As an example, type this:
unite_(my_data,
col = "Murder_Assault",
from = c("Murder", "Assault"),
sep = "_")
separate(): separate one column into multiple
- Simplified format:
separate(data, col, into, sep = "[^[:alnum:]]+")
- data: A data frame
- col: Unquoted column names
- into: Character vector specifying the names of new variables to be created.
- sep: Separator between columns:
- If character, is interpreted as a regular expression.
- If numeric, interpreted as positions to split at. Positive values start at 1 at the far-left of the string; negative value start at -1 at the far-right of the string.
- Examples of usage:
Separate the column Murder_Assault [in my_data4] into two columns Murder and Assault:
separate(my_data4,
col = "Murder_Assault",
into = c("Murder", "Assault"),
sep = "_")
state Murder Assault UrbanPop Rape
Alabama Alabama 13.2 236 58 21.2
Georgia Georgia 17.4 211 60 25.8
Maryland Maryland 11.3 300 67 27.8
New Jersey New Jersey 7.4 159 89 18.8
- How to use separate() programmatically inside an R function?

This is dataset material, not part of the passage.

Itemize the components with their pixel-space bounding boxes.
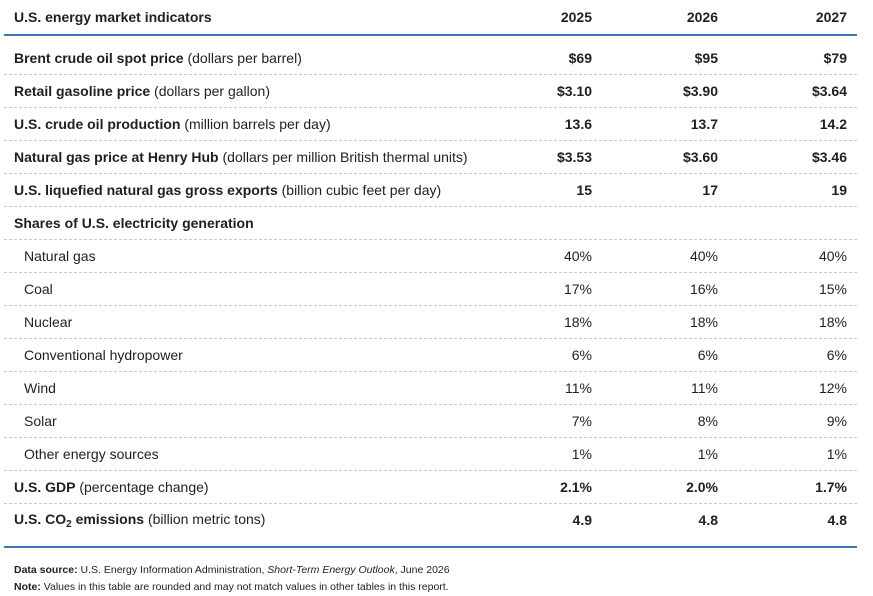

You should use the function separate_() as follow.
separate_(data, col, into, sep = "[^[:alnum:]]+")
- data: A data frame.
- col: String giving the name of the column to split
- into: Character vector specifying the names of new columns to create
- sep: Separator between columns (as above).
As an example, type this:
separate_(my_data4,
col = "Murder_Assault",
into = c("Murder", "Assault"),
sep = "_")
Chaining multiple operations
Its possible to combine multiple operations using maggrittr forward-pipe operator : %>%.
For example, x %>% f is equivalent to f(x).
In the following R code:
- first, my_data is passed to gather() function
- next, the output of gather() is passed to unite() function
my_data %>% gather(key = "arrest_attribute",
value = "arrest_estimate",
Murder:UrbanPop) %>%
unite(col = "attribute_estimate",
arrest_attribute, arrest_estimate)
state Rape attribute_estimate
1 Alabama 21.2 Murder_13.2
2 Georgia 25.8 Murder_17.4
3 Maryland 27.8 Murder_11.3
4 New Jersey 18.8 Murder_7.4
5 Alabama 21.2 Assault_236
6 Georgia 25.8 Assault_211
7 Maryland 27.8 Assault_300
8 New Jersey 18.8 Assault_159
9 Alabama 21.2 UrbanPop_58
10 Georgia 25.8 UrbanPop_60
11 Maryland 27.8 UrbanPop_67
12 New Jersey 18.8 UrbanPop_89
Summary
You should tidy your data for easier data analysis using the R package tidyr, which provides the following functions.
Collapse multiple columns together into key-value pairs (long data format): gather(data, key, value, )
Spread key-value pairs into multiple columns (wide data format): spread(data, key, value)
Unite multiple columns into one: unite(data, col, )
- Separate one columns into multiple: separate(data, col, into)
References
- The figures illustrating tidyr functions have been adapted from RStudio data wrangling cheatsheet
- Learn more about tidy data: Hadley Wickham. Tidy Data. Journal of Statistical Software, August 2014, Volume 59, Issue 10..
Infos
This analysis has been performed using R (ver. 3.2.3).